Num primeiro momento, a utilização do espaço da olaria como galpão foi muito bem aceita pelos catadores.

A gente catava na rua e guardava aqui [galpão]. Cada um pesava seu material e guardava. Então passava o caminhão e levava o seu material (Turim).

Com a instalação e a dinâmica de utilização do galpão, observou-se, inclusive, certa migração de atividades. A existência de espaço público para exploração de atividades privadas pelos indivíduos que exerciam a coleta de materiais recicláveis e reutilizáveis, deslocou a grande maioria dos catadores locais para esse espaço, incentivando o surgimento de “novos” catadores – indivíduos desempregados que vislumbraram, nesse momento, relativa oportunidade de trabalho para geração de renda. Como relatou Turim, “todo mundo queria participar desse projeto que o Kim fez”.

Aos poucos, a dinâmica de uso do galpão gerou um ponto de conflito organizacional, principalmente, com relação aos pagamentos.
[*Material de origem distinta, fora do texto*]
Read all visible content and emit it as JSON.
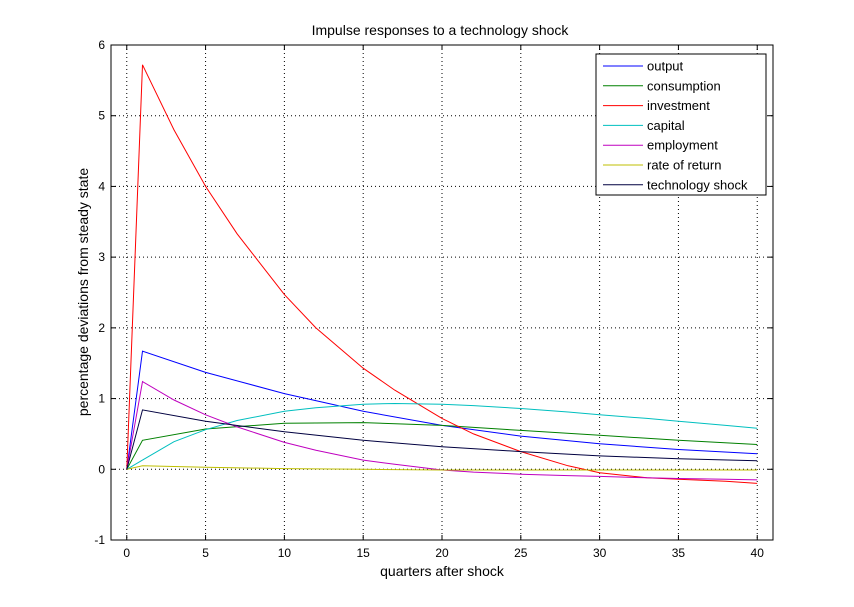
{
  "chart_data": {
    "type": "line",
    "title": "Impulse responses to a technology shock",
    "xlabel": "quarters after shock",
    "ylabel": "percentage deviations from steady state",
    "xlim": [
      -1,
      41
    ],
    "ylim": [
      -1,
      6
    ],
    "xticks": [
      0,
      5,
      10,
      15,
      20,
      25,
      30,
      35,
      40
    ],
    "yticks": [
      -1,
      0,
      1,
      2,
      3,
      4,
      5,
      6
    ],
    "grid": true,
    "legend_position": "top-right",
    "series": [
      {
        "name": "output",
        "color": "#0000ff",
        "x": [
          0,
          1,
          5,
          10,
          15,
          20,
          25,
          30,
          35,
          40
        ],
        "y": [
          0,
          1.67,
          1.37,
          1.07,
          0.82,
          0.62,
          0.47,
          0.36,
          0.28,
          0.22
        ]
      },
      {
        "name": "consumption",
        "color": "#008000",
        "x": [
          0,
          1,
          5,
          10,
          15,
          20,
          25,
          30,
          35,
          40
        ],
        "y": [
          0,
          0.41,
          0.57,
          0.65,
          0.66,
          0.62,
          0.55,
          0.48,
          0.41,
          0.35
        ]
      },
      {
        "name": "investment",
        "color": "#ff0000",
        "x": [
          0,
          1,
          3,
          5,
          7,
          10,
          12,
          15,
          17,
          20,
          22,
          25,
          28,
          30,
          33,
          35,
          38,
          40
        ],
        "y": [
          0,
          5.72,
          4.8,
          4.0,
          3.33,
          2.47,
          2.0,
          1.43,
          1.12,
          0.72,
          0.5,
          0.25,
          0.05,
          -0.05,
          -0.12,
          -0.14,
          -0.17,
          -0.2
        ]
      },
      {
        "name": "capital",
        "color": "#00bfbf",
        "x": [
          0,
          1,
          3,
          5,
          7,
          10,
          12,
          15,
          17,
          20,
          22,
          25,
          28,
          30,
          33,
          35,
          38,
          40
        ],
        "y": [
          0,
          0.13,
          0.39,
          0.56,
          0.69,
          0.82,
          0.87,
          0.92,
          0.93,
          0.92,
          0.9,
          0.86,
          0.81,
          0.77,
          0.72,
          0.68,
          0.62,
          0.58
        ]
      },
      {
        "name": "employment",
        "color": "#bf00bf",
        "x": [
          0,
          1,
          3,
          5,
          7,
          10,
          12,
          15,
          17,
          20,
          22,
          25,
          28,
          30,
          33,
          35,
          38,
          40
        ],
        "y": [
          0,
          1.24,
          0.98,
          0.77,
          0.6,
          0.38,
          0.27,
          0.13,
          0.07,
          -0.01,
          -0.04,
          -0.07,
          -0.09,
          -0.1,
          -0.12,
          -0.13,
          -0.14,
          -0.15
        ]
      },
      {
        "name": "rate of return",
        "color": "#bfbf00",
        "x": [
          0,
          1,
          5,
          10,
          15,
          20,
          25,
          30,
          35,
          40
        ],
        "y": [
          0,
          0.05,
          0.03,
          0.01,
          0.0,
          -0.01,
          -0.01,
          -0.01,
          -0.01,
          -0.01
        ]
      },
      {
        "name": "technology shock",
        "color": "#000040",
        "x": [
          0,
          1,
          5,
          10,
          15,
          20,
          25,
          30,
          35,
          40
        ],
        "y": [
          0,
          0.84,
          0.68,
          0.53,
          0.41,
          0.32,
          0.25,
          0.19,
          0.15,
          0.12
        ]
      }
    ]
  }
}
Como ia sê a forma de pagamento? Porque tinha pessoas que queria o dinheiro todos os dia. Veio aqui, catô na rua, que nem geralmente é agora, que as pessoas faiz. Cata na rua e já pega, já vende, já recebe, já passa no mercado, já compra... (Turim).
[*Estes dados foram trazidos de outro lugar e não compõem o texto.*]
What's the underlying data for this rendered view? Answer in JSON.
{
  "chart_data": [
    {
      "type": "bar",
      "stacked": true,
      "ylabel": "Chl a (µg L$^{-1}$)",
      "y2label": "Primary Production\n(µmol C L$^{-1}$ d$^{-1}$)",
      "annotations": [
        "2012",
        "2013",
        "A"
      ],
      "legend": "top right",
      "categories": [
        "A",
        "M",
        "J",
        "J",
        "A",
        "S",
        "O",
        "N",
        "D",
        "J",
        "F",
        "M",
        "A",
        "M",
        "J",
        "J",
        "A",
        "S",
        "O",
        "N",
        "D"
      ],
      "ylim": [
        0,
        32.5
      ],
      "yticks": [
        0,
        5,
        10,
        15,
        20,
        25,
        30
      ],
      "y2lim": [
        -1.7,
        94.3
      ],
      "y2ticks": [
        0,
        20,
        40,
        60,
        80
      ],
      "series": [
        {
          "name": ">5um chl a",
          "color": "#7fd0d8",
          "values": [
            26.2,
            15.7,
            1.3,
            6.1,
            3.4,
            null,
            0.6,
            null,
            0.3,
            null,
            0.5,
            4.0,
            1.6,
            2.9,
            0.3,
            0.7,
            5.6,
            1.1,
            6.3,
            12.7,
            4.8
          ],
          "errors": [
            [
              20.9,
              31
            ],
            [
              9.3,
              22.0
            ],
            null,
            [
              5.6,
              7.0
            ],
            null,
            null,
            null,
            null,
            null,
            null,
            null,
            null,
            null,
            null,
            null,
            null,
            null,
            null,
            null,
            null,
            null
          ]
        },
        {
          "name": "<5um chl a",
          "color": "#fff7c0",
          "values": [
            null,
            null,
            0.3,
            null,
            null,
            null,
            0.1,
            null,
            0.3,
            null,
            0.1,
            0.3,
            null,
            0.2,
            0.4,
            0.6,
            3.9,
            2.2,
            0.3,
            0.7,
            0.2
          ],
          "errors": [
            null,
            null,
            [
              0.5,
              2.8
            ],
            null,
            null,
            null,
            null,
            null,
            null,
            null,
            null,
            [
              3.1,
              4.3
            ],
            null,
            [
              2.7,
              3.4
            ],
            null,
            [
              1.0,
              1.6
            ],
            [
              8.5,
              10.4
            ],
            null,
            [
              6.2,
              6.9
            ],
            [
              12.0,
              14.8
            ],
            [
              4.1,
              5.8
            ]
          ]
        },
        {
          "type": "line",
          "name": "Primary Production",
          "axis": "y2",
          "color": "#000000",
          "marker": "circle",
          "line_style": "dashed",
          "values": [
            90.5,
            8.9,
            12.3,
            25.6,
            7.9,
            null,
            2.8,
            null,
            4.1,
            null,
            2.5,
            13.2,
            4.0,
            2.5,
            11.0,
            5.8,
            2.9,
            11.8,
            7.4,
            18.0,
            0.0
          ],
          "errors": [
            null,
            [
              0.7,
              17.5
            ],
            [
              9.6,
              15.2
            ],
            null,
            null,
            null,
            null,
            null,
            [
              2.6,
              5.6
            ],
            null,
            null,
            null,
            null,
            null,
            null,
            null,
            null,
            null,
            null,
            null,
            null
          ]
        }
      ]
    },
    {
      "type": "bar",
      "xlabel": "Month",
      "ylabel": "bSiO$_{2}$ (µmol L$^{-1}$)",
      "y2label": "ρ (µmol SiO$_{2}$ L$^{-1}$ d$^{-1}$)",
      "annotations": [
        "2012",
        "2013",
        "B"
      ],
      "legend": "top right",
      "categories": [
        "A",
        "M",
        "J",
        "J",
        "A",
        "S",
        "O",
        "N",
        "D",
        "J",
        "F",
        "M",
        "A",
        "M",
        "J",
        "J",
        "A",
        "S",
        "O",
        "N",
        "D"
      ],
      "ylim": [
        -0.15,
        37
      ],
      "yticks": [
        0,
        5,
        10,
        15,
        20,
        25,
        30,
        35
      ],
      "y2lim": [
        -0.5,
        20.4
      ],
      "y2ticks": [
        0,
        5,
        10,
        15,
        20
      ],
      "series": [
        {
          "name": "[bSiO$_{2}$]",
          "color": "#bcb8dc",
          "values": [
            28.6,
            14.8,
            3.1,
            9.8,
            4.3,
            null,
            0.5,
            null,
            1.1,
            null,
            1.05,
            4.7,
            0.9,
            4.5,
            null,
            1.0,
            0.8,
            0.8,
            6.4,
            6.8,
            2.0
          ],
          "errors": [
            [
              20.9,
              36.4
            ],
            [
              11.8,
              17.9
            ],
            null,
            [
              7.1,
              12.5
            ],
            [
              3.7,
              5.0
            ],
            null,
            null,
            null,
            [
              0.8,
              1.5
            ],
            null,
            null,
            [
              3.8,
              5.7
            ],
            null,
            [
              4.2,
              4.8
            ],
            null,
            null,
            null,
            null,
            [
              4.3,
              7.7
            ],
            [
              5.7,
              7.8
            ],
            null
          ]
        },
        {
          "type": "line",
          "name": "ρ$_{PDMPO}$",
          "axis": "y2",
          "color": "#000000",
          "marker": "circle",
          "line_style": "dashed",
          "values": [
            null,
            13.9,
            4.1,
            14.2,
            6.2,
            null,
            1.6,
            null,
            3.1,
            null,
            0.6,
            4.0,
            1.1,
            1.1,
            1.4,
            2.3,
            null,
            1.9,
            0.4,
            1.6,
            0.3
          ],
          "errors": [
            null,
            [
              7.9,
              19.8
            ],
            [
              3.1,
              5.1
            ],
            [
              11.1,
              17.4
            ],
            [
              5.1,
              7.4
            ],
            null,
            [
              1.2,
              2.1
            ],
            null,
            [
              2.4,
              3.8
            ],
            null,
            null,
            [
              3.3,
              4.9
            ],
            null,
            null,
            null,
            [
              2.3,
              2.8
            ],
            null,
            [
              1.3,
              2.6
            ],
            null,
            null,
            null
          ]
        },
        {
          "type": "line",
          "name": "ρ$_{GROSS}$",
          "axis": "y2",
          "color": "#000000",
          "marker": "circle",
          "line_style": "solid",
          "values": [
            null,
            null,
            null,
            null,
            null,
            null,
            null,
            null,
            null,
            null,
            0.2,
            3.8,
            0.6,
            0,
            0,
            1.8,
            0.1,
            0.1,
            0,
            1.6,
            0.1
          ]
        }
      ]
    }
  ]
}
Esse processo de conflito organizacional sobre como ocorreria a forma de pagamento da venda dos materiais selecionados e armazenados pelos catadores no galpão implicou a retomada de algumas assembléias. Pautados pelas experiências visitadas em outras cidades da região, a Prefeitura optou como sugestão de superação desse problema, bem como para organizar todas as atividades dos catadores, colocar em pauta a possibilidade de transformação do galpão em organização cooperativa.